And So It Begins November 24th 2023


     It's the start of the season.  The Happy Season.   My favourite season.   I love the lights, the music, the food,  my wife's home made egg nog.  I love the first Christmas story.  I love Christmas movies like Scrooge, Home Alone, Last Christmas.  I even love some of the Harlequin formula movies...... one of them features my cousin's daughter Tess.  I love fruit cake.  I love the dickens out of Christmas.  I love the Dicken's Christmas for that matter.  I think I have made my point 

   And then there is the other side:   The season of too much.  The season of too expensive.  The season of expectation that inevitably has some kind of let down at some point.  The season of togetherness that is oh so lonely for so many.   And seriously?  I know all those things about Christmas.  But the Happy Season trumps all of them.   I spent a couple of Christmases alone.  Working.   Serving those who were having an unhappy Christmas.   Even in those circumstances,  I found something beautiful in the season.   I have stories about some of those nights. ..... but they are for another time.  This Christmas has its own set of highs and lows.  Problems and solutions.  And unlike just about nothing I have ever done before,  I want to live in the present.

    We live in a most unhappy universe these days.  We got through a Pandemic.  A pandemic that claimed so many lives.  Lives of people like me who are seniors.  People (again like me) with compromised immune systems.  A pandemic that somehow became a political football.  That turned anyone with a computer  and without a lab into some kind of medical science expert.   A pandemic broke up families and made neighbours strangers.  That bankrupt some businesses while others made out like bandits.   A pandemic that has had its effects on so many who were shut in without supports or company for a very very long time.  I am afraid the pandemic has left us all angry.   It has left us all pointing fingers at one another.  And the anger has spread into issues that has polarized just about everything in our society.  Thank heavens for people who aren't politically motivated.  For people who aren't frightened of those without.  Those who live Christmas every day.  

   My family, of whom I am so absolutely proud, has lived the Christmas spirit for months on end this year.  I am never sure exactly what I am allowed to say on this topic.  What is an intrusion on what is not my story to tell.   But I do want to share some things that delight me and disappoint me.  So here goes.

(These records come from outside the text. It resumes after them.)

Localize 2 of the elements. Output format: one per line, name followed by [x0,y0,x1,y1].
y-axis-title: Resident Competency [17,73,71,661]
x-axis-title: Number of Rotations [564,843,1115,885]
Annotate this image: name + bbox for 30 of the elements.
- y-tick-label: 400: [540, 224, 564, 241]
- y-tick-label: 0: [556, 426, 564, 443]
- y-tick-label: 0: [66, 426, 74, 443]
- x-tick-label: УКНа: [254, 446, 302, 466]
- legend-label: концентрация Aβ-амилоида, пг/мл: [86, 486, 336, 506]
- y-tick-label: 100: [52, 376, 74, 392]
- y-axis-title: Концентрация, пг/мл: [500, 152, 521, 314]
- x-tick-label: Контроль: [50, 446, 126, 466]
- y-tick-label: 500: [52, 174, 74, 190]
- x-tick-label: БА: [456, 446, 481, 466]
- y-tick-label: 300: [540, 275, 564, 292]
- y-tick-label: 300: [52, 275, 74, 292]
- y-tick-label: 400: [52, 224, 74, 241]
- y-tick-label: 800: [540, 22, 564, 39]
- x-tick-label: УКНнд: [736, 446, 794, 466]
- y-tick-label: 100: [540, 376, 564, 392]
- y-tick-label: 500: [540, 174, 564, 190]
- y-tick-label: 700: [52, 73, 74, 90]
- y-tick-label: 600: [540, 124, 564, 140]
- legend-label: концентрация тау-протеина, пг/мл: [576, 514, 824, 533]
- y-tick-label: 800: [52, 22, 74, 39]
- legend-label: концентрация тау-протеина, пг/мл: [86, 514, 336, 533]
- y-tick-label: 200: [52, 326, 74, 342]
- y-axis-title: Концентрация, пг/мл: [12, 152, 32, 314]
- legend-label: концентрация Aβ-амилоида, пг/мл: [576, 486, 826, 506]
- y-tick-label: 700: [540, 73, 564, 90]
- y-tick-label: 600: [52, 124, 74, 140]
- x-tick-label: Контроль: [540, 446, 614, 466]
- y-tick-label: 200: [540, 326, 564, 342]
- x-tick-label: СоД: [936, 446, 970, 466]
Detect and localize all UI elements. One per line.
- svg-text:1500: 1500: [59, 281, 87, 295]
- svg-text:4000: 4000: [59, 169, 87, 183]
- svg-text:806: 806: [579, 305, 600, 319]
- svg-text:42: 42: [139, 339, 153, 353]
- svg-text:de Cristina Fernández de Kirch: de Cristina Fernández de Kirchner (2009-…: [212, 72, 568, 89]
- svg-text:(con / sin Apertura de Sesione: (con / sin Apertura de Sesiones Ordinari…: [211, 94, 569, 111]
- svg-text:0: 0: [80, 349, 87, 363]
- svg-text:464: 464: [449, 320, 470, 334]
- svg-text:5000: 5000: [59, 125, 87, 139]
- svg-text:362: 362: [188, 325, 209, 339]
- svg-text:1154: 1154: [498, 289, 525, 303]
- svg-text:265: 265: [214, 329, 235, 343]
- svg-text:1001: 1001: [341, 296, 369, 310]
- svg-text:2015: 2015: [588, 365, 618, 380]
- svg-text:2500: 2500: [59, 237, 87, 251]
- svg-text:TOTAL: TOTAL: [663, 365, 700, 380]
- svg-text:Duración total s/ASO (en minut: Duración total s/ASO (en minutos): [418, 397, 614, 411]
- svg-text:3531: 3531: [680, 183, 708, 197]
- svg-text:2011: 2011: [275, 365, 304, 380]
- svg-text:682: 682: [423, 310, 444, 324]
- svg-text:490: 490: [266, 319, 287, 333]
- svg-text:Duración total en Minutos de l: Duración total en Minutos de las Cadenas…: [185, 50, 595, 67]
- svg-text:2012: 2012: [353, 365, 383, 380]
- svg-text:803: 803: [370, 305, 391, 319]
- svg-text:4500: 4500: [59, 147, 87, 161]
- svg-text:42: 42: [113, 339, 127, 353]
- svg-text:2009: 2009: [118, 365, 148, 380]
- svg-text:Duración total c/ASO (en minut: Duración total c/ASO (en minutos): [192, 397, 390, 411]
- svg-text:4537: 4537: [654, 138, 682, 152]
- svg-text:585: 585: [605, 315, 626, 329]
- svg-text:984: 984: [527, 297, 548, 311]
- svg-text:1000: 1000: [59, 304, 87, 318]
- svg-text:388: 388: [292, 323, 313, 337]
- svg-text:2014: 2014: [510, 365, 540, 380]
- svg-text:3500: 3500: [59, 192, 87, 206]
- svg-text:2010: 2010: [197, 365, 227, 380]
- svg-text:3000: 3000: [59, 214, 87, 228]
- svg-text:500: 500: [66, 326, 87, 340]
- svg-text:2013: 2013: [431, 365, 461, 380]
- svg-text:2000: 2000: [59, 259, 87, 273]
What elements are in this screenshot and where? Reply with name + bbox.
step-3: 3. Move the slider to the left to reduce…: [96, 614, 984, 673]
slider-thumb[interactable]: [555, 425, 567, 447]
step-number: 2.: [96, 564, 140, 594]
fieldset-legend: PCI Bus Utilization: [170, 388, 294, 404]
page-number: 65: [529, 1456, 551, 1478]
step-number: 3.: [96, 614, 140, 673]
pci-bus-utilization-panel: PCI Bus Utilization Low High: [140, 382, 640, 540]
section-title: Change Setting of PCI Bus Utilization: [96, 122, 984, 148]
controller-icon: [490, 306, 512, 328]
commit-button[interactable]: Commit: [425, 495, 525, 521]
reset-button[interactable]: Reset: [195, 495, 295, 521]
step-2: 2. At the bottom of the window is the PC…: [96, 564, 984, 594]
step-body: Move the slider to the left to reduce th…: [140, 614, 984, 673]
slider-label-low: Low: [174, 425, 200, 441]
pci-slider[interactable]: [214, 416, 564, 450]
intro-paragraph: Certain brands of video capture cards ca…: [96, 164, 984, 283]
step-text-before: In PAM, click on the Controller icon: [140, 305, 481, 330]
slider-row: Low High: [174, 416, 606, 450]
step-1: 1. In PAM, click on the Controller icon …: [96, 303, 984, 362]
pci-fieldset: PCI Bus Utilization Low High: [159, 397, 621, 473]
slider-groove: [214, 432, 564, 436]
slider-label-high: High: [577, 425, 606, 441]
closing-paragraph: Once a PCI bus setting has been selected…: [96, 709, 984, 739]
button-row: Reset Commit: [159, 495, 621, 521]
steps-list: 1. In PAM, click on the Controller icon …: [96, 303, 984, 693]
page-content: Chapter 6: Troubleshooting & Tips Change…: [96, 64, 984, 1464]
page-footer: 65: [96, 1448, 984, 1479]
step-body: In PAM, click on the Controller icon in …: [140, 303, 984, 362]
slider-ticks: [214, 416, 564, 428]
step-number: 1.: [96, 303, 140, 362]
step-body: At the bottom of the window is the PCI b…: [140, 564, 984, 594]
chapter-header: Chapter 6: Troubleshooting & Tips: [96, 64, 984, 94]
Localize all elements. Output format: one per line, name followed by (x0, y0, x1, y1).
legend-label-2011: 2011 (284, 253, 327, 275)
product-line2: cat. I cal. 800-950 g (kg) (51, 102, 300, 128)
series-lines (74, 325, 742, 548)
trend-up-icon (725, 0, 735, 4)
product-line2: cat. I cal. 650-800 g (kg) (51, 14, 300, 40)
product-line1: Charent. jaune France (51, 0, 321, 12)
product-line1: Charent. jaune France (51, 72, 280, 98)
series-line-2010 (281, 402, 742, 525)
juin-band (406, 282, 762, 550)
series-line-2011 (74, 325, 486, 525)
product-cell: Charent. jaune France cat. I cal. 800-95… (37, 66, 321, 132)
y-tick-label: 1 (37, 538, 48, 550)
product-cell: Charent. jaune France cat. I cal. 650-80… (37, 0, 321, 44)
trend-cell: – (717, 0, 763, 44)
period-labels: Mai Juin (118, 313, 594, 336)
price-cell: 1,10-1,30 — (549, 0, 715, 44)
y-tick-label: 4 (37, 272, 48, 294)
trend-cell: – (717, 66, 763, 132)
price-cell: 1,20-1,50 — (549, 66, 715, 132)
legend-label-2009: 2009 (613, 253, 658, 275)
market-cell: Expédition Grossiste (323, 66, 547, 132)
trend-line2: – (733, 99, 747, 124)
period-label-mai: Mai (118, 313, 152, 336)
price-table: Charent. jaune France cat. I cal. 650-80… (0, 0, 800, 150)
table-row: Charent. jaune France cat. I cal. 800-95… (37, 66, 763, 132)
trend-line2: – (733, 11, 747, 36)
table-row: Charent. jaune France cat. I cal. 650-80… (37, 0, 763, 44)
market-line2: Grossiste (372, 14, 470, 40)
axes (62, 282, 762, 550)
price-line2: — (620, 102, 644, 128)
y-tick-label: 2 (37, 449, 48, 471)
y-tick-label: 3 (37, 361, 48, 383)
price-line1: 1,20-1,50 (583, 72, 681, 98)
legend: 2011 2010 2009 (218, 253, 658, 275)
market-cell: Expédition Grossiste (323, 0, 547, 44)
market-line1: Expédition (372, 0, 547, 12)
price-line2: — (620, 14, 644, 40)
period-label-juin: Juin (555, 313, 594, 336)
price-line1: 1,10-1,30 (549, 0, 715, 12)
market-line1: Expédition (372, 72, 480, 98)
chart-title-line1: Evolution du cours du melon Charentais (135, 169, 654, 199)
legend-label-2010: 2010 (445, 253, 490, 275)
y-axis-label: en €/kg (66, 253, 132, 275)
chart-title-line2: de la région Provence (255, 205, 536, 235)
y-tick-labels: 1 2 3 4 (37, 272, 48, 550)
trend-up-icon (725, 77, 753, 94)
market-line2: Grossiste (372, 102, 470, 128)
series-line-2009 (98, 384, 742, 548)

    I have two new grand children.  Two beautiful foster children that were turned over to my Daughter and son in law last March.  Turned over only hours after Social Services contacted my family.  Without record checks or home inspections.   Those things have since been done.    But dealing with Social Services has been an eye opener.  It is a constant fight that has placed my Children in a roll where they are protecting these children from a system.  A system that is so broken.   In spite of the failures of this system,  I have watched these two new little people grow in so many ways.   Just like the rest of my family,  I have grown to love them like our own.  I love to feed them,  to hold them to watch them play.  And I am so in awe of my daughter, my son in law, and their siblings who have supported them in the most basic and necessary ways.   

   It is very easy to blame the government for everything.   Either government really.  But there comes a time one has to realize that the government is the people.  In order to perpetuate itself,  a government as often as not has to cater to the wants of the people.  Doesn't matter if it is beneficial near as much as if it's popular.   And like my old friend Roy used to say:  Every time you point a finger,  there are three pointing back at you.   And from the realization that the government is giving us what they think we want,  I have come to a sobering conclusion.

   Our governments will always cater to those who vote.  People with a fixed address.  People with a middle class income or higher.  People who can pay for groceries, and mortgages, and rent, and warm clothes,  and transportation.   People who become upset when they can pay for all those things but may not have money for  vacations and treats and dinners and movies and the good scotches.    Those on the street with mental health issues, addiction issues, who have been brought into the world without the support of a family in a warm house with a stocked fridge?  Those people don't get to the polls.  They don't phone in talk shows.  And as a result,  the needs of those in need will likely never be addressed by those we elect.   

    Jesus never ran for an office.  I don't know if Jesus ever celebrated Christmas.   He didn't bring positive economic results to the merchants, and wealthy.  He concentrated on those who didn't have,  well,  jobs or food, or medical care.  He instructed those who adored him to give all they own to the poor and to follow him.   He was a carpenter in early life but he gave up his job and lived off the generosity of those who followed him.   He was a king who didn't live like one.  And in the end,  where did that get him?

    This week is the kickoff to the Holiday Season.  For me it's the Christmas season,  but I really am not offended if we use an inclusive term like Holiday season.   Because of my Christian upbringing, it feels good to throw a loony in the Sally Ann kettle.  To drop a toy in the community giving box.  To share something with the food bank.  I don't know if I have the warewithall to provide the real gift.  The gift of a visit.  The gift of inclusion.  The gift of time.   And in reality,  what could be more important that actually providing some company to someone who is alone?   I guess you could say I am not my children.   Yup.  We are at that point in our lives where the children become the example.    Merry Christmas,  Season's Greetings,  Happy Holidays.   And so it begins.